I gave Will a bath last night, as I’ve done many times in the last six months. I stripped him down, switched on the water without hardly a thought and then put the Aveeno in to make some suds. I laid him down in the water and had a field day. Splashing around, kicking his feet, squealing in absolute delight as if baths were the coolest thing on the planet and he was James Dean.
But when I picked him up out of the tub, something was horribly wrong.
Will looked like a wild animal. It was as if something in the water had caused some sort of awful mutation and as a result Will was sprouting hair all over his body. Sometimes in clumps, sometimes in wet strands…it covered him and he even had hair wrapped around his fingers. Basically, it looked like I spawned the Wolfman.
That’s when I realized it wasn’t some kind of nuclear accident. It was my wife.
I know I’m going to get in trouble for this, but so be it. I need to know, what the hell is up with women leaving piles of hair in the shower?!?!?! It’s disgusting and a little concerning if you ask me.
Look, my wife is hot. She is not some hairy beast who never grooms herself. Quite to the contrary she keeps herself very well maintained and always looks well put together. But if you were a guest in our house and you had merely used our shower without meeting my wife first, you would think she was some sort of Monkey Woman. Honest to God, I actually asked her yesterday if she had taken it upon herself to give the dogs a bath in the tub because there was so much hair in the drain.
It’s as if she morphs into Chewbacca when she enters the shower. This morning I actually listened for the Chewy’s trademark groaning from just outside the door. Either that or she’s cheating on me with a Wookie and they make hot, hairy love in the shower while I’m gone.
And it’s not like she’s going bald. She’s German and she’s got very thick, beautiful hair. I checked her over myself for bald spots out of concern yesterday. Her excuse is that she’s losing her pregnancy hair. WHAT???? Losing pregnancy hair? That’s just weird and it doesn’t make any sense to me. Pregnancy hair…thank God I’m a dude.
But the fact remains that something must be done. If not for my sanity, for the safety of my child. I’m tired of pulling Will out of the tub only to find he’s grown a handlebar mustache during his bath.
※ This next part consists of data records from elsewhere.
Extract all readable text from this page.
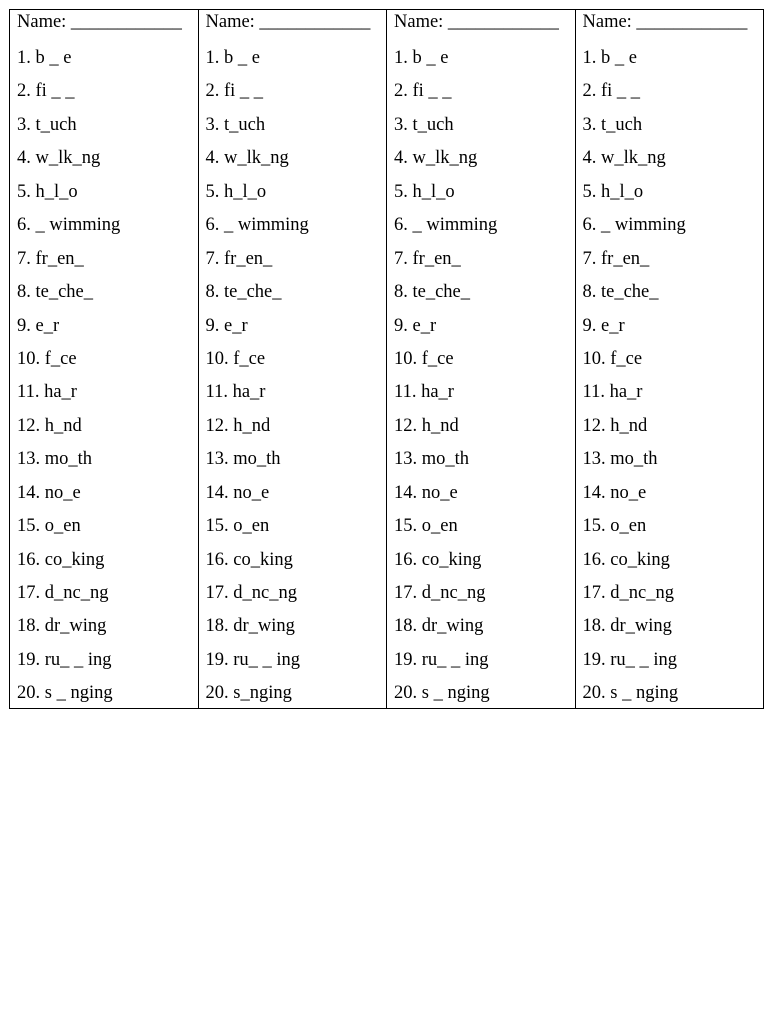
Name: ____________
1. b _ e
2. fi _ _
3. t_uch
4. w_lk_ng
5. h_l_o
6. _ wimming
7. fr_en_
8. te_che_
9. e_r
10. f_ce
11. ha_r
12. h_nd
13. mo_th
14. no_e
15. o_en
16. co_king
17. d_nc_ng
18. dr_wing
19. ru_ _ ing
20. s _ nging
Name: ____________
1. b _ e
2. fi _ _
3. t_uch
4. w_lk_ng
5. h_l_o
6. _ wimming
7. fr_en_
8. te_che_
9. e_r
10. f_ce
11. ha_r
12. h_nd
13. mo_th
14. no_e
15. o_en
16. co_king
17. d_nc_ng
18. dr_wing
19. ru_ _ ing
20. s_nging
Name: ____________
1. b _ e
2. fi _ _
3. t_uch
4. w_lk_ng
5. h_l_o
6. _ wimming
7. fr_en_
8. te_che_
9. e_r
10. f_ce
11. ha_r
12. h_nd
13. mo_th
14. no_e
15. o_en
16. co_king
17. d_nc_ng
18. dr_wing
19. ru_ _ ing
20. s _ nging
Name: ____________
1. b _ e
2. fi _ _
3. t_uch
4. w_lk_ng
5. h_l_o
6. _ wimming
7. fr_en_
8. te_che_
9. e_r
10. f_ce
11. ha_r
12. h_nd
13. mo_th
14. no_e
15. o_en
16. co_king
17. d_nc_ng
18. dr_wing
19. ru_ _ ing
20. s _ nging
And I’m fully aware that most of you — my good readers — are women and mothers and maybe my wife is right. Maybe this is a common occurrence and I’m making a big deal out of nothing. But as guys we’re always hearing about how disgusting we are, how messy we are, how we don’t clean up after ourselves. Well screw that! My wife is literally shedding and I’m stuck wrestling with clumps and strands of hair on a daily basis. I’m afraid to ever take a bath for fear the hairs might collectively rise up against me and drown me.